Physically Challenged
Today was day three - and my first full day in the hospital room. In the morning PT session, I had some light-headedness, so I didn't walk any. I felt embarrassed and frustrated - and also worried. I think my Vicodan wore off, as the pain was prominent. Or it may have been related to the fact that I didn't sleep well after they removed the catheter on Saturday evening. The sensation was annoying, and I couldn't figure out if things were moving or staying. The threat of replacing the catheter if I couldn't void put a lot of pressure on me to go before midnight. It was like learning how to pee again, but with lots of irritation. And my best friend is a plastic bottle between my legs that I fill up religiously. Maybe this has been the toughest thing to deal with so far, but I'm happy to report that my plumbing is nearly normal at present time. :-)

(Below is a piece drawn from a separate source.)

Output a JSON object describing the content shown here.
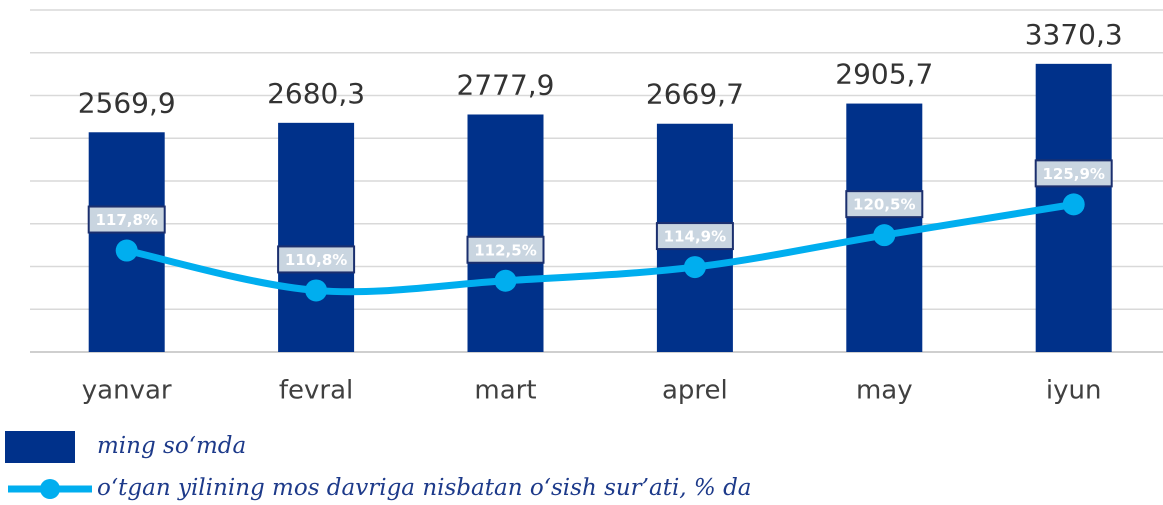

After an hour's nap and lunch (with more omissions), I felt stronger. When the afternoon PT person came, I rather easily sat up on the bed, stood with the walker, and made it halfway across the room and back. I think the timing of my pain pill around lunch also helped. Later on, after my wife and mother arrived - I sat up on my own, and with some help got to sit up on an elevated chair so that I could watch some TV from that position. Well, that was my hope. But with both gals yakking and fussing, I didn't see much. That's an easy price to pay when someone that is willing to bring you a decent cappuccino and donuts.

They also have taken my bandage off, and I've seen my incision with the help of my digital camera. It's pretty ugly, and seems to be covered with some sort of papery material. I don't quite see stitches or staples, so I'm not sure what keeps it close.

The care here at HSS has been excellent for the most part. I'm a little disappointed with myself that I can't make more physical progress. It will come, but I wish I didn't have to push myself so much to get over the pain or be so reliant on pain meds. My MD told me to try sitting to motivate me to get up more. I think it helps. I really want to be up and about on my own. And with bowel issues coming in the next day or so - I have added motivation. If I have the time or energy, I'll give an update in the next few days.

Well, the lame ALCS game is nearly over, and like the Indians, I'm out of gas.